Ad-land meets reality - what could go wrong?
Maybe it’s time we got out of our ivory towers?
Originally published on The Drum, 20th June.
What would happen if a super-keen ad-land exec booked his first trip to Cannes, but ended up in Cann, the small village in Dorset, UK? Swapping high-flying ad types for normal people, yachts for bus-stops, and rosé for cider - what could go wrong?
It’s maybe a little too unbelievable to be true, but upon recently discovering sleepy Cann, we couldn’t miss the opportunity for a bit of quick-turnaround, lighthearted, low-tech video fun. It’s not a pretty sight.
Tongue-firmly-in-cheek it may be, but underneath the ramblings of Drew Shortstraw there’s a serious point to be made. It’s not just another pop at the Cannes Lions, but rather highlighting the significant gap between the experiences of the people populating our industry and the daily lives of the ‘normal people’ we are usually making ads for. There is a huge disconnect and it’s impacting our ability to make great communications.
Advertising people are, pretty obviously to anyone that meets us, not normal people. Not a problem in itself, but where we go wrong is letting this discolour our view of everyone else. A study in Australia showed we not only massively over-index with digital platforms ourselves, we then believe the general population engages more than us, when the truth is they do so far, far less.
The industry doesn’t know normal people because they don’t spend time with normal people. And this ‘advertising world’ doesn’t just stop there, we’ve noticed it at universities and colleges while reviewing student work. There’s a new generation of marketers and advertisers ready to take up the reins.

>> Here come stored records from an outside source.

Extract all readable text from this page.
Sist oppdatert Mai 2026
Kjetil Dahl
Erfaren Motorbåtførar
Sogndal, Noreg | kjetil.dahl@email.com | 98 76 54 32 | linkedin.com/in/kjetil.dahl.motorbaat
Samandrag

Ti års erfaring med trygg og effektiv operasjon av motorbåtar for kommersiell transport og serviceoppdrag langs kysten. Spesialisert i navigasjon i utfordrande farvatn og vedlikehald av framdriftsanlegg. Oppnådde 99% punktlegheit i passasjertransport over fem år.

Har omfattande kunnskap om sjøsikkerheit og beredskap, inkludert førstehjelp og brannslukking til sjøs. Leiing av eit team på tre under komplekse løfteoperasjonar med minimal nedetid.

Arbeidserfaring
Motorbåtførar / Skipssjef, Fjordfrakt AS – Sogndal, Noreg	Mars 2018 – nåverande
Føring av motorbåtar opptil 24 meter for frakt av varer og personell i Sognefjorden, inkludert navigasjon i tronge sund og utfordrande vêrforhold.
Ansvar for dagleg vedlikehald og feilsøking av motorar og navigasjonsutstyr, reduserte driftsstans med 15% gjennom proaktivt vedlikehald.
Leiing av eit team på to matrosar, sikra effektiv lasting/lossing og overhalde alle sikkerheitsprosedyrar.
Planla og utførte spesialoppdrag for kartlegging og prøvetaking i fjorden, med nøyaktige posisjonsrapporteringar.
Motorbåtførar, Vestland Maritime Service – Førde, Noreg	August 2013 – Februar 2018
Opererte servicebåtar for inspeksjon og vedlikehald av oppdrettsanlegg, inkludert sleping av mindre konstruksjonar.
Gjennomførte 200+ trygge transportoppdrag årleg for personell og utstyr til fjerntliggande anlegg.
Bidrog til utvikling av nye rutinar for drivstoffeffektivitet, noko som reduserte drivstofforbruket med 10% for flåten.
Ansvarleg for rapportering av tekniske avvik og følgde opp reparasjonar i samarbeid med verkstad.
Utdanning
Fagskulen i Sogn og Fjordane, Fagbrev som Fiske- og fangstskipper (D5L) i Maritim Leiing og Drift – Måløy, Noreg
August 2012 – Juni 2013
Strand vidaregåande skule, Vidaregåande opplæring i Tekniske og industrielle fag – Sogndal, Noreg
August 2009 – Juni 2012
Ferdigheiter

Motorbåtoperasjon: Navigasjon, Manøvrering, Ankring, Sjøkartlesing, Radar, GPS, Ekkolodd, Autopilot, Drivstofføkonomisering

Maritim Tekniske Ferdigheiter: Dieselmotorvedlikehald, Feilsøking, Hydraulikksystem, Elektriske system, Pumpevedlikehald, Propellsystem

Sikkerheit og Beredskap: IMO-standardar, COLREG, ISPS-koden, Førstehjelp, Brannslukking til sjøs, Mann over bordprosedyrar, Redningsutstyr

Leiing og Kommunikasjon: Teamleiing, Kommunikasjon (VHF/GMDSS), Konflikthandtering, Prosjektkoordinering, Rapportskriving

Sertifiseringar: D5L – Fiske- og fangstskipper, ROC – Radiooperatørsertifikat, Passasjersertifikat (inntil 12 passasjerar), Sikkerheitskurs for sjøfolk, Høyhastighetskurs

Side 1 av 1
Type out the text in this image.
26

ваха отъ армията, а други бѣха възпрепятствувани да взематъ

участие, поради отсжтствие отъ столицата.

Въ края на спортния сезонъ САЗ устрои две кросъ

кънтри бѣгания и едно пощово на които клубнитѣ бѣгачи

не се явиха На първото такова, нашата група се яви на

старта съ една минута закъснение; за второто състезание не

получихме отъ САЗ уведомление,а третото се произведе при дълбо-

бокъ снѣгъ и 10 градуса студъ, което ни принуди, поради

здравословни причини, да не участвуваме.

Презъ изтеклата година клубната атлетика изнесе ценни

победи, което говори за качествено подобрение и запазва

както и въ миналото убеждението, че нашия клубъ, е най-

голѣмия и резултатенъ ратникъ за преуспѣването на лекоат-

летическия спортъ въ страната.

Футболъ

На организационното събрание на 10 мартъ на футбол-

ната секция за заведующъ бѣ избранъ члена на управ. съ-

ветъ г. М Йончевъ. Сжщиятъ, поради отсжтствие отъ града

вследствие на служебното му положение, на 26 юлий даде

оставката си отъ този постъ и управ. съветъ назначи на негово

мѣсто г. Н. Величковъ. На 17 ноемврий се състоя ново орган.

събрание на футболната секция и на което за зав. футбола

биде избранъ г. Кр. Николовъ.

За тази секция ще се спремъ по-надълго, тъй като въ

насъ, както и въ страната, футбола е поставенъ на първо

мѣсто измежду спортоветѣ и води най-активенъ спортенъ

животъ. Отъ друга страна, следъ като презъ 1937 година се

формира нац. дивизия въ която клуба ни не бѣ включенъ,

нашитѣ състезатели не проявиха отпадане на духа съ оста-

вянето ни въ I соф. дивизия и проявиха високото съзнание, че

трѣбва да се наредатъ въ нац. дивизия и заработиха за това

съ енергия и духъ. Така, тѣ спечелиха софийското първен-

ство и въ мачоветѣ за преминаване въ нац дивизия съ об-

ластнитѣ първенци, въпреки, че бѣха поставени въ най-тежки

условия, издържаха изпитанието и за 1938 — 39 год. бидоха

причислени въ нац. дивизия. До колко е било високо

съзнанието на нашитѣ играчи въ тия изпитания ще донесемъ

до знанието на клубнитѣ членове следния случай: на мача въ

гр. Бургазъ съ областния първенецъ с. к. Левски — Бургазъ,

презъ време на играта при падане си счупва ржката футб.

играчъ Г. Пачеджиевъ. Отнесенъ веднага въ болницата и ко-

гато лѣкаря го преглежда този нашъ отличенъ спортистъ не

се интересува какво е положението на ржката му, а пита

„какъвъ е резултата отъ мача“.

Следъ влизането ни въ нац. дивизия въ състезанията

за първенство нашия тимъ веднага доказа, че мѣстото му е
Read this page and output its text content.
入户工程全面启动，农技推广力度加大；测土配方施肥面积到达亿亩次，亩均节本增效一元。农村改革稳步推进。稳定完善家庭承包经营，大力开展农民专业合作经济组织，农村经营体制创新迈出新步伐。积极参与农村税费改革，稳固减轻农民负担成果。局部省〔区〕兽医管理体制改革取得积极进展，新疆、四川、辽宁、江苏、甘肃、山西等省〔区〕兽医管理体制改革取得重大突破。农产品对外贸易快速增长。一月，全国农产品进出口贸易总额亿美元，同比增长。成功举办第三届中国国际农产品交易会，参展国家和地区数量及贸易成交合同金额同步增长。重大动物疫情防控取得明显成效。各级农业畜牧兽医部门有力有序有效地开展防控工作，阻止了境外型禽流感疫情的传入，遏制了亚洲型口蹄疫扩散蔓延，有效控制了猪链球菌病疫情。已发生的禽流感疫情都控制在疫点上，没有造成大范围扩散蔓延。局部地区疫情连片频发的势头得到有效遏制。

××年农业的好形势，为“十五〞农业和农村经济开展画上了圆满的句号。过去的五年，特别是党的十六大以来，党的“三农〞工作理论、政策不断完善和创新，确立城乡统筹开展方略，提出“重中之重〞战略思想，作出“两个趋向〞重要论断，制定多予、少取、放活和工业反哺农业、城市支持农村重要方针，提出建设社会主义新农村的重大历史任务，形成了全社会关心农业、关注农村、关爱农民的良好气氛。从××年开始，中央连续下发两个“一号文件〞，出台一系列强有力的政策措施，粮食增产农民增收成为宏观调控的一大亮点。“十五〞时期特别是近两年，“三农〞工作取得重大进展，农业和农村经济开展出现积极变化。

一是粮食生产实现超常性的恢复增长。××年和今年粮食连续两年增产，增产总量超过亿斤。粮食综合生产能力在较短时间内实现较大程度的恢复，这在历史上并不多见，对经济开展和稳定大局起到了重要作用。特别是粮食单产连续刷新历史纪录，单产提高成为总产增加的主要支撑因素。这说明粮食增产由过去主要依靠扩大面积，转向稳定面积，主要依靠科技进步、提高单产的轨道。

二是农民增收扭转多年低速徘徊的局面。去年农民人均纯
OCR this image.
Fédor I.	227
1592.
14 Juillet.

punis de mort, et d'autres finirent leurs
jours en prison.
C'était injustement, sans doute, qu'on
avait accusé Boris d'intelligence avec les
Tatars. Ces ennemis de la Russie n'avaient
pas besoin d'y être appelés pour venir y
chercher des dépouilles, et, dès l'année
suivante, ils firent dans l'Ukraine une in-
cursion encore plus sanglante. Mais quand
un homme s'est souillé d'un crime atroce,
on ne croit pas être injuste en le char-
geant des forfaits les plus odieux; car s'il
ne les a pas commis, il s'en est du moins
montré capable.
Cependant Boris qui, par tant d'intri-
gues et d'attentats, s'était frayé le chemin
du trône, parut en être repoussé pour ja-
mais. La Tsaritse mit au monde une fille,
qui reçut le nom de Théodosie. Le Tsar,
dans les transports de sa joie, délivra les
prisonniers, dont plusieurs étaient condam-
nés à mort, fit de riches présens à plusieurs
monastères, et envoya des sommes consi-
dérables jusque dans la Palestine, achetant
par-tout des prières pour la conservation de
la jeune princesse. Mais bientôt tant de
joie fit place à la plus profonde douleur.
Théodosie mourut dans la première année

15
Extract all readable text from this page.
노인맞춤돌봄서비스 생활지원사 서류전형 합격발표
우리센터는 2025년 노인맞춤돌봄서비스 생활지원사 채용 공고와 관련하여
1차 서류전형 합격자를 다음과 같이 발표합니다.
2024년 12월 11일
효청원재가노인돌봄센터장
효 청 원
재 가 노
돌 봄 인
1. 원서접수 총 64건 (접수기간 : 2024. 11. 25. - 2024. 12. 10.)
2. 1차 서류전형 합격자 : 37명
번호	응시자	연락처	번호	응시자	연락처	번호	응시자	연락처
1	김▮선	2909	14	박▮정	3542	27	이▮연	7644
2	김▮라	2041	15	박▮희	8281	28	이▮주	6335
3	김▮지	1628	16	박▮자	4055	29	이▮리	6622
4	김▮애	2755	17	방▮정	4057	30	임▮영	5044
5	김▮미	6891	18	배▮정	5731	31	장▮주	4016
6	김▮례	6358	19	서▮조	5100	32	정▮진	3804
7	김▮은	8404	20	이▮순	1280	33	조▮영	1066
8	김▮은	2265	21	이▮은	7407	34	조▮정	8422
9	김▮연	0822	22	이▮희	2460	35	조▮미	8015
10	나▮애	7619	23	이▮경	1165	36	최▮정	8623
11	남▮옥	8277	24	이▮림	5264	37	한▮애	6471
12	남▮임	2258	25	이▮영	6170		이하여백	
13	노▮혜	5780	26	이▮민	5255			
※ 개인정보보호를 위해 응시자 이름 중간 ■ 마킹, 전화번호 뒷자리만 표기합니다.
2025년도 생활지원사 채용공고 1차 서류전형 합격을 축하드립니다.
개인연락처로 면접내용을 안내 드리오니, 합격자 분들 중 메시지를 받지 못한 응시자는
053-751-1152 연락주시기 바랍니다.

“But,” I hear you say, “we need our ad-land scene; to be creative, to know what’s cutting-edge, to be on top of new tech, haven’t you ever heard of the scenius?”
Well, if that’s the case, it doesn’t seem to be working.
Recent analysis of US marketers indicates that they think over 50% of their colleagues aren’t being creative enough, and you don’t need us to tell you there’s a bit of an existential crisis going on in adland.
Normal people are saying they’re stalked and bombarded. Consumer research continually reveals growing feelings of apathy for advertising and an increasing use of ad blockers. When asked, only 14% of a panel of consumers thought they were ‘mostly quite realistically portrayed by advertising’. Digging under the headlines you can see this isn’t a distaste for advertising per se, but bad advertising, of which there is undoubtedly more.
Our ivory towers don’t seem to be helping us as much as we might think.
The planner safaris from Ogilvy and other agencies have had enough of a going over before, but they’re still useful illustrations of how the industry deals with this stuff. Create a process, productise it and go and talk to the trade press as if it’s a great PR opp. It’s not, it’s a sign of a problem. If we need to force people who make advertising to get out there in the real world, there’s something seriously wrong.
Perhaps getting out of the ad-land every once in awhile isn’t enough. The industry needs to hire outside its norms, spread itself outside of its traditional strongholds, and realise that continually engaging with the everyday lives of normal people isn’t the death of creativity, but could just be the refreshing shot in the arm the industry needs.